My boyfriend always says negative things about my mother, and as of late it bugs me!?My mother has always been a stay at home mom. She raised 5 kids (I'm the baby of the family ... I'm now 20). So people will often say crap about my mom never doing anything in her life, but she raised all 5 of us!!! We never went into some crappy daycare for 8 hours a day like most kids do. She took care of us when we were sick, helped us with our homework, washed all our clothes, cleaned up after us, got us ready for school early in the morning, read a book to me every night before I went to bed, etc.

And my has always been the worker, bringing in the money. So while he took care of us financially, my mother took care of us with all our other needs. And for some reason people feel the job of a mother, raising 5 kids, is considered lazy.

Now, I know I'm way past needing her to raise me. So people ask "What does your mother do?" and I'll tell them not much because she has chronic Lyme Disease now. She has had it for nearly 3 years now. She suffers with brain fog, blurry vision, chronic pain, chronic arthritis, etc. And while she is being treated with long term antibiotics, people look at her and think "Well, you look great!"

Sure she looks great, but that doesn't mean she feels great.

So my boyfriend will sometimes say negative things such as "She doesn't do anything" and even though I explain she has Lyme Disease, he doesn't seem to get it!!! And it pisses me off!!! He acts as if she is lazy and she's freaking not lazy!!! She has said many times that she wishes she could just drive without relying on other people to drive her (again, her blurry vision and brain fog greatly affect her driving, so often she'll stay off the road.)

How can I get it through his head that this disease is serious and therefore my mother is NOT lazy, she is just unable to do the things she used to be able to do?
2nd paragraph should say "And my FATHER"

Posted by life coach
Listen, the first negative thing that came out of his mouth ,you should have stopped it cold. Never tolerate anyone talking trash about your Mother. Next time, just say my Dad is a good provider and she runs the household. If it works for them I don't see how it could concern you. And end all discussion.

Posted by claudiam84
You shouldn't have to defend your mother. She deserves respect. Our society is so distorted today that being a stay at home Mom is looked at as such a negative thing, when that is exactly what a Mother should be trying to do. Being a Mother, taking care of the house, cooking, taking care of your husband is a full time job. Your Mother to me seems like the ideal woman and if your boyfriend doesn't understand that than he is not worth having around, trust me. I sadly am not a stay at home mom and I wish I could turn back the hand of time and do thing differently so that someone else didnt have to raise my child while I work for coroporate America. My eyes were opened recently and stay at home mom deserve all the praise and respect. I hope this helped.

Posted by Marina
Your boyfriend sounds like a d*ck. And your mothers sounds like a strong woman who excelled at her job (being a mother!).

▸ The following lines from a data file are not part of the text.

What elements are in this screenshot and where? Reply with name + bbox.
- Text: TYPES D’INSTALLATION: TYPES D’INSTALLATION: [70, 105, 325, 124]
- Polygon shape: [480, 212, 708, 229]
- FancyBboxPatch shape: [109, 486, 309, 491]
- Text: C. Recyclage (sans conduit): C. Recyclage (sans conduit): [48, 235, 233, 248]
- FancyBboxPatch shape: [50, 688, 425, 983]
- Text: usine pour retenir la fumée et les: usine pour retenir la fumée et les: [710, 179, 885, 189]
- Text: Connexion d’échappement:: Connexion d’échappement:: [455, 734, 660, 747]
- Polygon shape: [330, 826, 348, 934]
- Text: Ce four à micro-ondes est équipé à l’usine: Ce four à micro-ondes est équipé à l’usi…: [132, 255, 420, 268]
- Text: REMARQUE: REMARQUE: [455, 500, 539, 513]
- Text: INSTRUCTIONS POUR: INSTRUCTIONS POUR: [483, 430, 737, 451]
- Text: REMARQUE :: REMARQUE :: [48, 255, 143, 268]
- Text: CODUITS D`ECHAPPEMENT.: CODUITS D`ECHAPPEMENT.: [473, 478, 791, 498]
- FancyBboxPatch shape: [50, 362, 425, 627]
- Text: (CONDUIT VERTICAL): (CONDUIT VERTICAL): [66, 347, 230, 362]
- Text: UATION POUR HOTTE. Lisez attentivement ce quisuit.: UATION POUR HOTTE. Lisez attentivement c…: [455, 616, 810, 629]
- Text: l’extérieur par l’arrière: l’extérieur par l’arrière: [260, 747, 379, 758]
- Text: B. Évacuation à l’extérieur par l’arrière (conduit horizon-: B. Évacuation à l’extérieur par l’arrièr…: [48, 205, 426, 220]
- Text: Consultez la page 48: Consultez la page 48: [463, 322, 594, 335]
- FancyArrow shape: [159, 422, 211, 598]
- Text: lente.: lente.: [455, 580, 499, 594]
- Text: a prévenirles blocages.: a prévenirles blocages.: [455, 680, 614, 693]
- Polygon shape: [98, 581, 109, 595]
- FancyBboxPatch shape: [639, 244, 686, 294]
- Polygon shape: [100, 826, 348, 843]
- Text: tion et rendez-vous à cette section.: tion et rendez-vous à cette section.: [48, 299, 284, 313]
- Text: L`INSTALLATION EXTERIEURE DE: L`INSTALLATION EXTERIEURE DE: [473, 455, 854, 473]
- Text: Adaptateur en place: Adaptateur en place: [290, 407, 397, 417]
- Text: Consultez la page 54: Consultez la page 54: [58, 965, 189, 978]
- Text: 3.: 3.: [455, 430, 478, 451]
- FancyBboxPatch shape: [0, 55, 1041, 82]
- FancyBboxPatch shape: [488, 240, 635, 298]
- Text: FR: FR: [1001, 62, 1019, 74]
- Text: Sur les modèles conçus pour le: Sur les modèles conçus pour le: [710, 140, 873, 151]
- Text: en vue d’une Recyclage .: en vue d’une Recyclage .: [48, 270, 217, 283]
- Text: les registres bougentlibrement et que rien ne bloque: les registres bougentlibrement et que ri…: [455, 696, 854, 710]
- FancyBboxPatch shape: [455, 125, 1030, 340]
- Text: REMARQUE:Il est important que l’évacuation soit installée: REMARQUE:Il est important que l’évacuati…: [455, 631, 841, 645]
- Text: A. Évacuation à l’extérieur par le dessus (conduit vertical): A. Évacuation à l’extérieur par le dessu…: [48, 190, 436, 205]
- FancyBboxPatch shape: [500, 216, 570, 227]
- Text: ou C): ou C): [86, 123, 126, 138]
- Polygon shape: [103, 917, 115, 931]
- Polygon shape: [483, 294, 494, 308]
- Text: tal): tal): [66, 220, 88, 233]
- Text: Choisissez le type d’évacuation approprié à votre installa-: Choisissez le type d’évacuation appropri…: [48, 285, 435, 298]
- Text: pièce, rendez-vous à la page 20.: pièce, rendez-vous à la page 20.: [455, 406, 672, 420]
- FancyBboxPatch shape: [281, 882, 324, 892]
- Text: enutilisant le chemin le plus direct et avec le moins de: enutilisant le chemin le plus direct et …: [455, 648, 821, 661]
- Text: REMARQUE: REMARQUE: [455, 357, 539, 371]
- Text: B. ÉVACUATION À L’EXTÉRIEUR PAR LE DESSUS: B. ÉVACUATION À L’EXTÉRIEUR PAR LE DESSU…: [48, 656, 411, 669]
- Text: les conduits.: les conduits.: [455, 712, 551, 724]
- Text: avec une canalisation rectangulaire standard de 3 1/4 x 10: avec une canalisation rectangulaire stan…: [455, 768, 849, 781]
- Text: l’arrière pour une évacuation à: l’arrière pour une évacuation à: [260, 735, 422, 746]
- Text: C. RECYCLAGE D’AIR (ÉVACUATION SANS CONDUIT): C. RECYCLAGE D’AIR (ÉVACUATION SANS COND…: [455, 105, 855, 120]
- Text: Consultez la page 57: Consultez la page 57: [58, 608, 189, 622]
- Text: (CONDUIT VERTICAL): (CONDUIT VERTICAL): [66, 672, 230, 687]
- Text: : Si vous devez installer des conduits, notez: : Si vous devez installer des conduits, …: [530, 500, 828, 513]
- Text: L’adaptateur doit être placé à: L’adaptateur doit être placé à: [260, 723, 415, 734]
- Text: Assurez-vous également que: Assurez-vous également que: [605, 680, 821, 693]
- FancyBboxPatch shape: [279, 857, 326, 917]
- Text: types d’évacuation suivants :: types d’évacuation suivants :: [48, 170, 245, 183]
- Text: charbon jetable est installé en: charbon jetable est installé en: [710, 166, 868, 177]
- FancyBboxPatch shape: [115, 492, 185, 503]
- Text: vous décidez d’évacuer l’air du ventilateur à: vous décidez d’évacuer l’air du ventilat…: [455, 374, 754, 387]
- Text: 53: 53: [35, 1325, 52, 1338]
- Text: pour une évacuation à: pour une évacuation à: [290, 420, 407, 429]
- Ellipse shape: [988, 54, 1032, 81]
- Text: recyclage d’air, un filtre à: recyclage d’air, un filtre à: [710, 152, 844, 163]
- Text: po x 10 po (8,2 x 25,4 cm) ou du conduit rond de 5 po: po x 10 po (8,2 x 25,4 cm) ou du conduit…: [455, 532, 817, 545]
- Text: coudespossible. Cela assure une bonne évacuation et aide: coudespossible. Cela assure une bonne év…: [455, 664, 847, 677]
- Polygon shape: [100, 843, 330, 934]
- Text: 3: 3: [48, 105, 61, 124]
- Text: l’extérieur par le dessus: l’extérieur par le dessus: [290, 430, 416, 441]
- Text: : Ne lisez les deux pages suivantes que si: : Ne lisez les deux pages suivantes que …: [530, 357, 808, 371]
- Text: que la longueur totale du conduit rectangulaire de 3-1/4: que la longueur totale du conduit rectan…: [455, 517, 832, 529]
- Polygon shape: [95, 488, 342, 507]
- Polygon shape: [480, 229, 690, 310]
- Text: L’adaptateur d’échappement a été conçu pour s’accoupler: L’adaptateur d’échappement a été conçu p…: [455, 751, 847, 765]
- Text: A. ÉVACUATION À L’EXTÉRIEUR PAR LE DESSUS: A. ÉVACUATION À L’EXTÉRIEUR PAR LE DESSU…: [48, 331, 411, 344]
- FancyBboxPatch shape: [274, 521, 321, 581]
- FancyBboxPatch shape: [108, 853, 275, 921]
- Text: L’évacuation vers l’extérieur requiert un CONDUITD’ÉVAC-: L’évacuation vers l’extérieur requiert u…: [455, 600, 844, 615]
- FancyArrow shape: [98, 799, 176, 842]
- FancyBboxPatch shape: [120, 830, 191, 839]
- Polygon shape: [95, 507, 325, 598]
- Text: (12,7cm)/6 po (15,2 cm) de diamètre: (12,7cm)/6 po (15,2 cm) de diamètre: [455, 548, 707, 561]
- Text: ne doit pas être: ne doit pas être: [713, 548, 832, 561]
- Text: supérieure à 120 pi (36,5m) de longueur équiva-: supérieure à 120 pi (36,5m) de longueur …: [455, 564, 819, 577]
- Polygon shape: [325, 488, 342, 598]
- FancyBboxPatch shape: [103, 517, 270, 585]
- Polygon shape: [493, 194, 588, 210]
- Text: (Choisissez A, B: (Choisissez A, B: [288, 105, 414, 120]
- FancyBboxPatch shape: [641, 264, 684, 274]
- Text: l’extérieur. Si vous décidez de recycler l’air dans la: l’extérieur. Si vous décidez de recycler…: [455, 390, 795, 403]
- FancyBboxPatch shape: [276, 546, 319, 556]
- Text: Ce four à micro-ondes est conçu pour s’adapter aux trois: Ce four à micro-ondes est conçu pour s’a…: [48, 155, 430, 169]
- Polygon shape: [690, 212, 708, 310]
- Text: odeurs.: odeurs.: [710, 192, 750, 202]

I used to be a nanny, running after even one or two kids can be exhausting..

And Lyme disease is a seriously debilitating condition. Explain to him that you will NOT stand for him putting your mother down.. tell him if he loves and respects you, he WILL stop. It's true.

Not only is he disrespecting your mom but he is disrespecting you by putting down someone that is very important to you.

One of my ex's would always take sh*t about my best friend, and that was enough for me to eventually dump him after numerous warnings.